Os atuais condutores da economia chinesa provavelmente renegam todos os conceitos que regem as nossas cabeças econômicas contaminadas pelo “pensamento único”. Devem rir quando alguém fala de superávit fiscal. Não posso imaginar de onde surge a poupança interna para financiar tamanho crescimento, mas imagino que ela não exista e seja apenas uma bolha de emissões de papel moeda carinhosamente administrada por sino-keynesianos radicais. Controlam o investimento estrangeiro nas áreas estratégicas, de tal forma que este não pode explicar totalmente o que está acontecendo por lá. Gerenciam a inflação, não com juros estratosféricos mas através dos cules, incorporando quantidades ilimitadas de mão-de-obra barata, que impede a subida dos salários.

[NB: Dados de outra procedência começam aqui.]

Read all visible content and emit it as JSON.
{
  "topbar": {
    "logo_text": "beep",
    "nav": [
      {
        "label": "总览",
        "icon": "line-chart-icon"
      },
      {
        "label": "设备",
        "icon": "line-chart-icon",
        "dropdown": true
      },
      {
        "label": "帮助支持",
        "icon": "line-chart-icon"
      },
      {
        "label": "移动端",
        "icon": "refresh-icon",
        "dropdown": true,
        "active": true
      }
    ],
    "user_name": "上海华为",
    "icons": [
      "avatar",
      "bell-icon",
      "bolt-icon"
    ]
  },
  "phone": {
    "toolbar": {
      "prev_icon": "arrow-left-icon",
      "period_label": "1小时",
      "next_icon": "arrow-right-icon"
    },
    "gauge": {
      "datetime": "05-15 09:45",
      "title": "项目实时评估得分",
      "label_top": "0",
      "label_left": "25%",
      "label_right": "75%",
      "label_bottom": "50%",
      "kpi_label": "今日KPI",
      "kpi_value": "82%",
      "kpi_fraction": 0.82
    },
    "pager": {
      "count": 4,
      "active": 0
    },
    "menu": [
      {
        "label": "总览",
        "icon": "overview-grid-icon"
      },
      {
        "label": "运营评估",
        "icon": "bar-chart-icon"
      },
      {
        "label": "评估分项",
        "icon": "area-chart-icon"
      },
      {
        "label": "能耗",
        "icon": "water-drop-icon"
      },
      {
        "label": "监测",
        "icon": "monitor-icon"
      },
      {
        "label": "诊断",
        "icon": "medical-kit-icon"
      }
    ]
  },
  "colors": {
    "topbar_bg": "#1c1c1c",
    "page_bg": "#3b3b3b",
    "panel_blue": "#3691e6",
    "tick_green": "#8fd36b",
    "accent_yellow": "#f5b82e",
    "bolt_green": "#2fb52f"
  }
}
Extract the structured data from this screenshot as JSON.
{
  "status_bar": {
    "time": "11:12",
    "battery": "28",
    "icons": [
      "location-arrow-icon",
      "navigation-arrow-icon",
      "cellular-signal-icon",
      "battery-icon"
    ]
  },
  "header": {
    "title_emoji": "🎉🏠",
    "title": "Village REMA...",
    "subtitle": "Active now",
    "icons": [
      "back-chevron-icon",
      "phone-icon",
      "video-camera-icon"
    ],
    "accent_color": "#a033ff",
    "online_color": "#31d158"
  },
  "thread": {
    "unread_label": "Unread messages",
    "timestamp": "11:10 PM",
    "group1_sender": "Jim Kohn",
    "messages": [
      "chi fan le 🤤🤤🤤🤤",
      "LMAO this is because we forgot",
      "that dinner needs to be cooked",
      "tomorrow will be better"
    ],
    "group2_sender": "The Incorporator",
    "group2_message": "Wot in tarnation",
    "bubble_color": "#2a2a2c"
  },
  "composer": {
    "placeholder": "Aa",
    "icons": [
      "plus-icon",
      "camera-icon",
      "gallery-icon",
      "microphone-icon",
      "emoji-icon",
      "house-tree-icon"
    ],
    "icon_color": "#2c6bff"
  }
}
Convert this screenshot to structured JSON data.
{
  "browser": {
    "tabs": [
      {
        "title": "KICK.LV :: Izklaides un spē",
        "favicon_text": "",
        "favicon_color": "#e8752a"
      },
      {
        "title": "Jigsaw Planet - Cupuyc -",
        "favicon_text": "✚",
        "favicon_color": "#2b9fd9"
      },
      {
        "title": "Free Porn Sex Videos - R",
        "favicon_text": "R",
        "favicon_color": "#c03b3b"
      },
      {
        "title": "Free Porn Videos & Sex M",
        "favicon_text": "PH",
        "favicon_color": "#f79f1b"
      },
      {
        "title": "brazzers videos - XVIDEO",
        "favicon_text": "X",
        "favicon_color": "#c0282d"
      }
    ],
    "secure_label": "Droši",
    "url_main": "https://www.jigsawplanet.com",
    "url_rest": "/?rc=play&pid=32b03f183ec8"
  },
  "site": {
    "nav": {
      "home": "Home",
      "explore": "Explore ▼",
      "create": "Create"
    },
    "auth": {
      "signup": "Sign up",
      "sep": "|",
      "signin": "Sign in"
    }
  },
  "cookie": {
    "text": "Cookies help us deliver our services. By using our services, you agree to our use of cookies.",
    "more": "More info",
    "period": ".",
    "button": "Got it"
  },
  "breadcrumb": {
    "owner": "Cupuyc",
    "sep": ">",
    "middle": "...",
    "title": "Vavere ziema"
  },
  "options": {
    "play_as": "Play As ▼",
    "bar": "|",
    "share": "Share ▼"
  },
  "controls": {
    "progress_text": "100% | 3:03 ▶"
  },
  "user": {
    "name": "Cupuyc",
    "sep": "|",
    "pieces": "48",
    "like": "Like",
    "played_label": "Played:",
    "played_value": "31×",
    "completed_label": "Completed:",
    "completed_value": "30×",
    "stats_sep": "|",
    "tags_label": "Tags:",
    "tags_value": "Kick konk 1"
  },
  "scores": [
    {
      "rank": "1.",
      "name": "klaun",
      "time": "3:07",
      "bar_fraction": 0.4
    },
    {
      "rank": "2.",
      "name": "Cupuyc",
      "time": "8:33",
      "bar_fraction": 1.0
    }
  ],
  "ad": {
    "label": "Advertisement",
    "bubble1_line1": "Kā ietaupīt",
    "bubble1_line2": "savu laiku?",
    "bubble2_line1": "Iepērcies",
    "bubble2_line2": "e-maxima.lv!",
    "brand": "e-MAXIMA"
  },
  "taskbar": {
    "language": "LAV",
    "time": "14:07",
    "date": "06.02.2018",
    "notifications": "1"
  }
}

Completam o ciclo de investimentos com a falta de opções financeiras obrigando os empresários a reinvestirem os lucros em atividades produtivas.

É verdade que dentre todos os problemas alinhados está à questão fundamental das liberdades. Os chineses apostaram que não existe relação entre o capitalismo e a democracia. Provavelmente é verdade, mas talvez também seja verdade que o bem estar econômico gere um desejo incontrolável de liberdade. Como resolverão isto?

No fim, é certo que a coisa vai dar errado. Tudo dá errado. Sempre. Mas estará dando errado principalmente para nós ocidentais, justo naquele que seria o momento máximo de glória para a nossa cultura, a hora de sua universalização, a expansão final, o ocidente infiltrando-se nos corações e mentes dos bilhões de habitantes do Império do Centro. Infelizmente a dominação econômica e cultural que pretendemos, estendendo á China nossos padrões, é inviável. Por definição, como nos ensina a velha termodinâmica, o equilíbrio não pode ser universal sob pena da paralisia; qualquer fluxo pressupõe a existência de diferenças que o promovam. Além disso, o nosso modelo, se universalizado, requer o uso de recursos naturais em quantidades ilimitadas incompatíveis com o conceito de entropia.

Adiar o desastre depende da África aparecer se oferecendo uma segunda vez para ser mais cuidadosamente explorada. O perigo é que a África seja pequena demais para o tamanho das ambições combinadas de chineses e ocidentais. Aliás, os chineses já perceberam isso e estão procurando ganhar terreno por lá, olhando com carinho esta última fronteira do capitalismo. De toda maneira, a conclusão é de que o futuro é negro.

No fim de tudo, voltando ao que interessa realmente, informo que consegui, sim, encontrar uma equação viável para o pentaeritritol. Não será por isso que o Brasil claudicará. O resto é detalhe.